Sasuke il traditore. Sasuke l’assassino. Sasuke “Io sono un vendicatore e tutti
gli altri cacca cacca cacca!”. Avevano scelto il villaggio. Nessuno l’avrebbe
mai detto, eh? Che sorpresa! Che decisione imprevista! Chi se lo sarebbe mai
aspettato?!
Si erano resi conto di amare un ricordo. Un
tredicenne imbronciato e scorbutico che, in fondo, aveva sempre la mano tesa
verso chi ne aveva bisogno. Qualcosa che non aveva niente a che fare con
l’attuale Sasuke. Quel Sasuke doveva morire perché minacciava la salvezza di
Konoha, e questo non era accettabile. Perché Konoha era la loro casa, era i
loro compagni, era i loro amici, i loro genitori, i loro fratelli.
Anche Sakura, che si ostinava a chiamare amore ciò
che più probabilmente da cotta infatile si era evoluto in un affetto profondo
più simile all’amicizia.

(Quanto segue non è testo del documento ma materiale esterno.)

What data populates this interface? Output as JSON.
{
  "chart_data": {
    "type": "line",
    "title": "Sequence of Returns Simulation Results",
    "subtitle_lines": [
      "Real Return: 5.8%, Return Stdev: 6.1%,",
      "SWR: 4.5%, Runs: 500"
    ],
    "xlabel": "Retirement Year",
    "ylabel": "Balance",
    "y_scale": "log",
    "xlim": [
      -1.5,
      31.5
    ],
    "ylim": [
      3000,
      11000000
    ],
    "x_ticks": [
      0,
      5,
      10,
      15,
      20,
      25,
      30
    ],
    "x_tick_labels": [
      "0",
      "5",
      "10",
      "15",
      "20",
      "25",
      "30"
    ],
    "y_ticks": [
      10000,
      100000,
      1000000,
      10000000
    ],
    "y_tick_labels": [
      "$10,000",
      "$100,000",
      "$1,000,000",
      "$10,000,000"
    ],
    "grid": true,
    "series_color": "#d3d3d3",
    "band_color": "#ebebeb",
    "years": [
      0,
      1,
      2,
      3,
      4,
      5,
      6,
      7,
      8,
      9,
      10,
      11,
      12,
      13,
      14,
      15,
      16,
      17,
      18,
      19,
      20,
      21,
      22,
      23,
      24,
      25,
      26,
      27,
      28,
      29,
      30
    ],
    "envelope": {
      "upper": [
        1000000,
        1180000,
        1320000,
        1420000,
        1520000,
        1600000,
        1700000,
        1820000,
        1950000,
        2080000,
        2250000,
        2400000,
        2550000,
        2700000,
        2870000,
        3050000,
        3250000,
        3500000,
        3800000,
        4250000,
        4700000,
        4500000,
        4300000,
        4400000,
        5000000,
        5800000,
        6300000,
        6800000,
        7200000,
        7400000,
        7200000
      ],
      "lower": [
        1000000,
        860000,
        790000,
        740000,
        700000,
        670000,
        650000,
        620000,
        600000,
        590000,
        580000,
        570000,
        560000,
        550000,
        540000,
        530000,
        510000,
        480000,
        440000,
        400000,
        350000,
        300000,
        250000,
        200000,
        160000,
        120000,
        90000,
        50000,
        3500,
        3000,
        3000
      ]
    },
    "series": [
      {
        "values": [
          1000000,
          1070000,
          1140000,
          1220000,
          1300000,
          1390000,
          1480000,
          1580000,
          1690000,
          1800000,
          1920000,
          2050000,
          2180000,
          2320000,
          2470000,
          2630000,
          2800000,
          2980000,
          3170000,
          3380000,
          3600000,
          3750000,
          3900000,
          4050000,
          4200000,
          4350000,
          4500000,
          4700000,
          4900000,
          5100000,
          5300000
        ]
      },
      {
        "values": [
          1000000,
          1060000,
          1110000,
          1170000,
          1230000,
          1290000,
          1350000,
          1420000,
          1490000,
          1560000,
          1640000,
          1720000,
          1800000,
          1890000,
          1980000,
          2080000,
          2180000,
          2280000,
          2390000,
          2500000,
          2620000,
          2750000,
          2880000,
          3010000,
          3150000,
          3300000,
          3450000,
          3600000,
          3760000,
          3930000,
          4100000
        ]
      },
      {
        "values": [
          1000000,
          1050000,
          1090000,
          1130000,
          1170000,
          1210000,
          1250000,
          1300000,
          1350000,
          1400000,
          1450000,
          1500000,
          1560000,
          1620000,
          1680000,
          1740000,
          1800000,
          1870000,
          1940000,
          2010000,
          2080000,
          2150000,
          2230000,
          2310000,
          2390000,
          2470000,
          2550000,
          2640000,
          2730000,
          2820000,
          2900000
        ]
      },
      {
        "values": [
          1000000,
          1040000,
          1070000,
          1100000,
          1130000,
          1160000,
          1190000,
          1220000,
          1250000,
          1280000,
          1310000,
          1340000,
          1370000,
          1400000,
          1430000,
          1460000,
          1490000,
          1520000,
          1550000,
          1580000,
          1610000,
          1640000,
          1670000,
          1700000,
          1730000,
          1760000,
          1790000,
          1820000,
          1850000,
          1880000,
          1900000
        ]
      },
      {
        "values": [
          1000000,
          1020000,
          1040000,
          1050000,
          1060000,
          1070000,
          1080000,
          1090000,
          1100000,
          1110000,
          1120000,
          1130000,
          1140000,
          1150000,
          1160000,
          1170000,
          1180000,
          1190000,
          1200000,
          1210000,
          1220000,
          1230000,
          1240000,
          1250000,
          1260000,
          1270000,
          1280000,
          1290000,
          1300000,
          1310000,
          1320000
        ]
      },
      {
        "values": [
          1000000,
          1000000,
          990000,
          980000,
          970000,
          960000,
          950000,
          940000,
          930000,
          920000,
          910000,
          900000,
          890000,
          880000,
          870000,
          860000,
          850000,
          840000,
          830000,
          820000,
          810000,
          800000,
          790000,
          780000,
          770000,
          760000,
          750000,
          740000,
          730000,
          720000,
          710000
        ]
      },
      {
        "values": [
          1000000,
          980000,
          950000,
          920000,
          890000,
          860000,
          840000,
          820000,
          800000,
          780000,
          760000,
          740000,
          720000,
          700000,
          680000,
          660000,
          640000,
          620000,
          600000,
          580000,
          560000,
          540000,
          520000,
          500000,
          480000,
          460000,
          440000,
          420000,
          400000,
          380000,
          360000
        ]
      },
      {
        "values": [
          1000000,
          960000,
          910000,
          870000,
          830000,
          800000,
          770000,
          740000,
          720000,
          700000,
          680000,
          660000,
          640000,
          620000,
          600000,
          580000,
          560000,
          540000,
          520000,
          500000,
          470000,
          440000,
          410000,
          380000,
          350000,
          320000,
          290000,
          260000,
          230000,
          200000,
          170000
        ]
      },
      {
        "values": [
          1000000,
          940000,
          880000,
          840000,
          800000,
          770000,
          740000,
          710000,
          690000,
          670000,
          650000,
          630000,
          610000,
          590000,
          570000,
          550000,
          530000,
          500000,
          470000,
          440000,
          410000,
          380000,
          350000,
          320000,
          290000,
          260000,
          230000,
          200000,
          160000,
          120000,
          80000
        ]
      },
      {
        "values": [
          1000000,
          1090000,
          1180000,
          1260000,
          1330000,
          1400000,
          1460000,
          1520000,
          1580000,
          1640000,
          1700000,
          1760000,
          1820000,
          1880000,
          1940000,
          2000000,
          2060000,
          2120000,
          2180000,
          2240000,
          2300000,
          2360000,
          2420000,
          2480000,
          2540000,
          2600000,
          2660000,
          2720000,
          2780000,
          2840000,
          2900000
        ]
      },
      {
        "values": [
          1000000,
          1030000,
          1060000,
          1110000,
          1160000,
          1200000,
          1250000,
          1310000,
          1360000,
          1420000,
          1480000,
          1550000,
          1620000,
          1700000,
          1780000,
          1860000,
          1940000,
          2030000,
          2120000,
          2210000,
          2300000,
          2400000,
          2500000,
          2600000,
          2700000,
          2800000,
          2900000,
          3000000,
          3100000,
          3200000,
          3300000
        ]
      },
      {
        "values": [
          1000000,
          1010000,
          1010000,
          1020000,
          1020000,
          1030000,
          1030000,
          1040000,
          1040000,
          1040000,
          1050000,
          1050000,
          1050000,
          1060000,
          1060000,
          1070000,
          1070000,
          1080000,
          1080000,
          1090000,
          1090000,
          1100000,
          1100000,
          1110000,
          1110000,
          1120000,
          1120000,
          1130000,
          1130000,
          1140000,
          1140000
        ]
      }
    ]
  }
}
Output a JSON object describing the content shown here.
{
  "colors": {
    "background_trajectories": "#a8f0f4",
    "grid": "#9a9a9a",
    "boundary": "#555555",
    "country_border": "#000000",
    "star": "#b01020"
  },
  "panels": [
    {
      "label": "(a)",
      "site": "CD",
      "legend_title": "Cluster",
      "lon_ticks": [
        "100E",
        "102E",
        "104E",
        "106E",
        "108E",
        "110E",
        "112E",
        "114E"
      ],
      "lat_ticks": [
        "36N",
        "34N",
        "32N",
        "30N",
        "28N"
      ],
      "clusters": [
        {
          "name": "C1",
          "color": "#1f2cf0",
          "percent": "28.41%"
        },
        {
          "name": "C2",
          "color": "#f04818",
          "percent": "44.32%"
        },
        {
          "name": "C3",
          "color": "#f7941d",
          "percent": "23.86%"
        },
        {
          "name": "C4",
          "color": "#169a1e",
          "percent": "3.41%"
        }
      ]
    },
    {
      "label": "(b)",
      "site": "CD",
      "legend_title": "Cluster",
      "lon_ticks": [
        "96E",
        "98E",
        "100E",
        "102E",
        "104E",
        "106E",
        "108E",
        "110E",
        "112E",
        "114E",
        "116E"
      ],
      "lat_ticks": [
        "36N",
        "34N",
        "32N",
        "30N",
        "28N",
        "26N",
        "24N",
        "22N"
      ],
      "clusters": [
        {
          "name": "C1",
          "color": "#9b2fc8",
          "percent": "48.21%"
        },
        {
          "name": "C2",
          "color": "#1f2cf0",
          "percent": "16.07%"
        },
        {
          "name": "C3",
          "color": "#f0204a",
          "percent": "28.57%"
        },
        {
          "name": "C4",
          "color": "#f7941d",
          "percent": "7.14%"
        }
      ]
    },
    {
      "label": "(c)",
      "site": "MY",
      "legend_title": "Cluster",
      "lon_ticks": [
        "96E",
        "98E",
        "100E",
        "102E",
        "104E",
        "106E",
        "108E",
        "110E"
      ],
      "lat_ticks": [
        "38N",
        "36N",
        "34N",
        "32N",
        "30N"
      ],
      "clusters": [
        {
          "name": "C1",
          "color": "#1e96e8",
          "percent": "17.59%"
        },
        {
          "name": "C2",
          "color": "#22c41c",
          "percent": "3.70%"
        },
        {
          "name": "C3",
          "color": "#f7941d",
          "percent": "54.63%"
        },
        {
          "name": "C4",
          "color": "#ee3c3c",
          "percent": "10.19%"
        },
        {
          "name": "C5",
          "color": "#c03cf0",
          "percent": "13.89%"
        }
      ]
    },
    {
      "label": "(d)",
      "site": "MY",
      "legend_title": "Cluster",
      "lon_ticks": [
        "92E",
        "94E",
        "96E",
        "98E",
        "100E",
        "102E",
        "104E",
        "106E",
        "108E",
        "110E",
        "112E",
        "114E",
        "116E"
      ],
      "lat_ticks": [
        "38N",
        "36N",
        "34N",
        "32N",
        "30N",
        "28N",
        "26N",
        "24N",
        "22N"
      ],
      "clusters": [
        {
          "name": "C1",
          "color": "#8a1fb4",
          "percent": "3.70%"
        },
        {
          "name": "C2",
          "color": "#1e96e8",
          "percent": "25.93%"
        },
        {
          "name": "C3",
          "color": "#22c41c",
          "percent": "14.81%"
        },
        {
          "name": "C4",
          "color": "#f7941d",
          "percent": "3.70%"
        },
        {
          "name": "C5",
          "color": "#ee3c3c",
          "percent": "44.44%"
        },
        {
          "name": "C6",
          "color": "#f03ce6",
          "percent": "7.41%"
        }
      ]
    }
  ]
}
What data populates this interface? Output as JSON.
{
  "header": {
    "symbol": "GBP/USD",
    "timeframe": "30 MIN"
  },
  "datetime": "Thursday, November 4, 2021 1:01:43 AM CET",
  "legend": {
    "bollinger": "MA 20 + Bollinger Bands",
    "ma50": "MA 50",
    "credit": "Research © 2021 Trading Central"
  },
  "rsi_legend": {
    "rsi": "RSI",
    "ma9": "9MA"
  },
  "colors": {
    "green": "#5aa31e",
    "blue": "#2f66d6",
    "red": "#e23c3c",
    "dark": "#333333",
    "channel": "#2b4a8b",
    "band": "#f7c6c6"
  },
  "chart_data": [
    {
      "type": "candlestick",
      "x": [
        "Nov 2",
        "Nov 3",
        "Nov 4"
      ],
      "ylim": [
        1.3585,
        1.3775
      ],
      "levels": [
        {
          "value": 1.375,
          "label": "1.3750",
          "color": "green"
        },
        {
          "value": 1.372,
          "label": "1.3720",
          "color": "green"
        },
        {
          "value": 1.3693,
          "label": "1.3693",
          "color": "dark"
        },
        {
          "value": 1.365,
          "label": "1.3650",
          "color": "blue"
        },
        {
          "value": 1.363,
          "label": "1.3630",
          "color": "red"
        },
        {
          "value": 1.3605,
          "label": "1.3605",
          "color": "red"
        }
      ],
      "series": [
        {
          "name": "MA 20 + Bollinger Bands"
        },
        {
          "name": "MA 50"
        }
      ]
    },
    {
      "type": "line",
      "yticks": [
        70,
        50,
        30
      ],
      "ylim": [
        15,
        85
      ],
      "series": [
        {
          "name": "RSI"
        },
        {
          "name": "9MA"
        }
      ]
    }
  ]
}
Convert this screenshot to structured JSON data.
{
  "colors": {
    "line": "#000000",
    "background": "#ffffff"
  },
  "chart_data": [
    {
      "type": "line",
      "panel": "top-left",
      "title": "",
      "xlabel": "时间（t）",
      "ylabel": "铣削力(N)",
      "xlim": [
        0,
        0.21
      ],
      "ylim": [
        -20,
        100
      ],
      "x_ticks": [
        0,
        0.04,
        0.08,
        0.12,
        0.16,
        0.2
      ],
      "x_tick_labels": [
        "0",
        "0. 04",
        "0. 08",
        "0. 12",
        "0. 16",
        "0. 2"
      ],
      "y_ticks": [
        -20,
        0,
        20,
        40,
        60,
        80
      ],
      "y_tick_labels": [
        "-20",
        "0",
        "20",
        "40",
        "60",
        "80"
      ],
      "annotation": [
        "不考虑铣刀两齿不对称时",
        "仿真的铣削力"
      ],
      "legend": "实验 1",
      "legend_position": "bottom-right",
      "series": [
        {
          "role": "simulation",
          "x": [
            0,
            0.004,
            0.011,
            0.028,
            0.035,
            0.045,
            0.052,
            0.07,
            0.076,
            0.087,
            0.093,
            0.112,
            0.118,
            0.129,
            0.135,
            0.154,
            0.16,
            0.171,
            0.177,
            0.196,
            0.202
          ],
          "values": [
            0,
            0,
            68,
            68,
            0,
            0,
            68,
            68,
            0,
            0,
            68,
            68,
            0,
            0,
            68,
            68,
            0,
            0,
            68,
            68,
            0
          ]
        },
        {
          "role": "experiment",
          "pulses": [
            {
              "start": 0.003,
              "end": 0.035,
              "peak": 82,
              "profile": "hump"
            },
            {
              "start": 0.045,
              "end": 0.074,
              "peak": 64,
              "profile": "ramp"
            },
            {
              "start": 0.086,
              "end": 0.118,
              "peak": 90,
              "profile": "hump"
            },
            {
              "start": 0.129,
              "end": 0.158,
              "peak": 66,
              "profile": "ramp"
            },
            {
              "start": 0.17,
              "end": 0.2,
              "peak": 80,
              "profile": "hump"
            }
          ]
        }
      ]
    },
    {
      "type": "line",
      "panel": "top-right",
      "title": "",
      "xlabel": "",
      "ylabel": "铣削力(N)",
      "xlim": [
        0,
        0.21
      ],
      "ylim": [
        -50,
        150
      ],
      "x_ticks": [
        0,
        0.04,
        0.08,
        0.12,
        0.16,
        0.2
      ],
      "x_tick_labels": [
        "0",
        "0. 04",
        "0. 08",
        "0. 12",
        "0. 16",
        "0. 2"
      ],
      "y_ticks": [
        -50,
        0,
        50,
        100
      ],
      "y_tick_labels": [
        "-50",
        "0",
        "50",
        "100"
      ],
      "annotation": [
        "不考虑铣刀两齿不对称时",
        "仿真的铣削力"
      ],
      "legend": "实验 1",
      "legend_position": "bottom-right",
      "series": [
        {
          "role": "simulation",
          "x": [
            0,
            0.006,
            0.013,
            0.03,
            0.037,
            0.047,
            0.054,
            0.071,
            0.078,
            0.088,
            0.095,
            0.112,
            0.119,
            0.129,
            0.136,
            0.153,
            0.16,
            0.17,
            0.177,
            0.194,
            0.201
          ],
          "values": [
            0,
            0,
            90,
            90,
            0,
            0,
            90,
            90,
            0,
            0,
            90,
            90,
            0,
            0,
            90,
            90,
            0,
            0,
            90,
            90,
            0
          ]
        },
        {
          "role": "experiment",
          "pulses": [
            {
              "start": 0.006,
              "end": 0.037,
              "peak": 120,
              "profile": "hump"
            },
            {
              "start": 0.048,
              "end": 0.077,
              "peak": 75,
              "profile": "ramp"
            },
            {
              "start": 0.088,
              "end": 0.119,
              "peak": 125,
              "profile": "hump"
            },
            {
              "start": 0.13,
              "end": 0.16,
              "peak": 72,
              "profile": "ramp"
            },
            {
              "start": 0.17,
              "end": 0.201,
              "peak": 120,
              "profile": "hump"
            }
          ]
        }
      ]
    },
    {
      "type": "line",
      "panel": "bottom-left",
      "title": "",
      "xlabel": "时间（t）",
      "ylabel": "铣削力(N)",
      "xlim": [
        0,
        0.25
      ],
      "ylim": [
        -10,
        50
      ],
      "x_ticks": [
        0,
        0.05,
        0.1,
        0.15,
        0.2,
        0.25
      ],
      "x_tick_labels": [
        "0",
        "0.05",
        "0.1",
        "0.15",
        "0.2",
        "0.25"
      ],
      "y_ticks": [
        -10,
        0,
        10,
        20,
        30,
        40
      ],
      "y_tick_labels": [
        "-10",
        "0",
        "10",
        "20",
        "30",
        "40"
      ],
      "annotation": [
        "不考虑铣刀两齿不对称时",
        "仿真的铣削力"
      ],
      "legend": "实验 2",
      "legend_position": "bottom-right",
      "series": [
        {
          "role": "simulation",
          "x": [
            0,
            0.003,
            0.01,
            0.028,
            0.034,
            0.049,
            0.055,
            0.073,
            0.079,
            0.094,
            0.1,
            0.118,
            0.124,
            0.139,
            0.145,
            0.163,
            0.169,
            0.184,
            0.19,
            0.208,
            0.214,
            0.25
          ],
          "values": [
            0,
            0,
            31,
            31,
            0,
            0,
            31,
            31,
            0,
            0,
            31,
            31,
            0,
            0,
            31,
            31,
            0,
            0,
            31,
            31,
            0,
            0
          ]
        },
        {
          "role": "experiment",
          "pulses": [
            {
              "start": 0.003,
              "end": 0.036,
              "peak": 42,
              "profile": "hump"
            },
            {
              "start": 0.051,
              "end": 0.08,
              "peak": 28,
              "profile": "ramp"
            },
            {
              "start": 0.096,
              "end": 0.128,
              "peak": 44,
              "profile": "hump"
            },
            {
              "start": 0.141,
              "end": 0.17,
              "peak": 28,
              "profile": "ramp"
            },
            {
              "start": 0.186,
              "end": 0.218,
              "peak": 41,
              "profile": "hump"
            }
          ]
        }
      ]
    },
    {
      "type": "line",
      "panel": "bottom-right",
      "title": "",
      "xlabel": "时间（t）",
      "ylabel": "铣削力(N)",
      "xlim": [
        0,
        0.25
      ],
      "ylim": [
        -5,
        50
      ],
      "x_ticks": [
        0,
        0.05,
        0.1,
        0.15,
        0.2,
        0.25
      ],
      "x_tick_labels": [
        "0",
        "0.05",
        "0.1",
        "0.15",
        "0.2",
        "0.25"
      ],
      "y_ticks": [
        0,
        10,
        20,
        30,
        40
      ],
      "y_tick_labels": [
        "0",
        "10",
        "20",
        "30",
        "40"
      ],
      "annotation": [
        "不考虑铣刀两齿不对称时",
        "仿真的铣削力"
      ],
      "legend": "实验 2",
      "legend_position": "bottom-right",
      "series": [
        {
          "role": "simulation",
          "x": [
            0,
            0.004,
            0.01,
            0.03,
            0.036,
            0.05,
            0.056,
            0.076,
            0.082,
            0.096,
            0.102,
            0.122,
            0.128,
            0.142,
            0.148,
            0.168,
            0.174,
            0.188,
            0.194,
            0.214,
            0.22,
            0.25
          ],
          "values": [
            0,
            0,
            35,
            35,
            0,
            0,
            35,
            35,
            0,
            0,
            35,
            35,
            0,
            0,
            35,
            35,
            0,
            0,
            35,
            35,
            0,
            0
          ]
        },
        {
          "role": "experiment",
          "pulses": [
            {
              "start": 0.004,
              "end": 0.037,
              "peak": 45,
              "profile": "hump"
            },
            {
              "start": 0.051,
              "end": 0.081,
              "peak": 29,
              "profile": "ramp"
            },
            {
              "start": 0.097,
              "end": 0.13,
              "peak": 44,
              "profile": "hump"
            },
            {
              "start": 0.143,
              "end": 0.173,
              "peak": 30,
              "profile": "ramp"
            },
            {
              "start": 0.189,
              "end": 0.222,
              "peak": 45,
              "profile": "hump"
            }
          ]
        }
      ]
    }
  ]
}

Anche il suo ex-sensei Kakashi, che lo aveva sempre
guardato con un certo sguardo paterno, come uno zio sempre presente,
silenzioso, ma sul quale sepeva di poter contare. Anche loro ormai avevano
dovuto gettare la spungna. Sakura stessa aveva provato a porre fine alla vita
dell’Uchiha, e l’avrebbe fatto se solo non le fosse mancato il coraggio e il
cuore di compiere un gesto del genere.
Ormai nessuno avrebbe mai potuto salvare Sasuke
dall’oscurità della sua anima. Macchè, dall’oscurita della sua zucca vuota. Una
landa desolata dove ogni tanto rotolava una palla di sterpi solitaria. Il suo
cervello era come un computer pieno di virus al quale tutte le volte che
sembrava riuscire a formulare un pensiero sensato, di colpo, appariva la
maledetta schermata blu con la scritta bianca “se questa è la prima volta che
succede riavviare il computer, in caso contrario buttalo via che ormai sarà
intasato di merdate assurde e te ne compri un altro, braccino corto!” e lui, un
po’ come tutti noi, faceva finta di niente e riavviava, nonostante quella fosse
la ventimilionesima volta che gli succedeva. Nell’arco di un giorno.
E a Sasuke andava bene così, un'altra scusa per
divertirsi a fare i vittimismi. Che credete? Che gli dispiacesse? Non aspettava
altro.
E poi c’era lui.
Lui, la spina nel fianco di
Sasuke. Il bastone nelle sue ruote. Il crampo alle dita dei piedi poco prima
che riuscisse ad addormentarsi. Era la sua ulcera. La sua disgrazia personale.
Era quell’unica, piccola, stupida ragione che gli faceva girare la testa indietro per guardarsi alle spalle e ricordare. Era quell’unica , piccola, stupida ragione che lo faceva sorridere mentre guardava il passato. Era quell’odioso peso alla base della gola che gli impediva di respirare liberamente. Era l'unico e ultimo legame con la sua vita precedente.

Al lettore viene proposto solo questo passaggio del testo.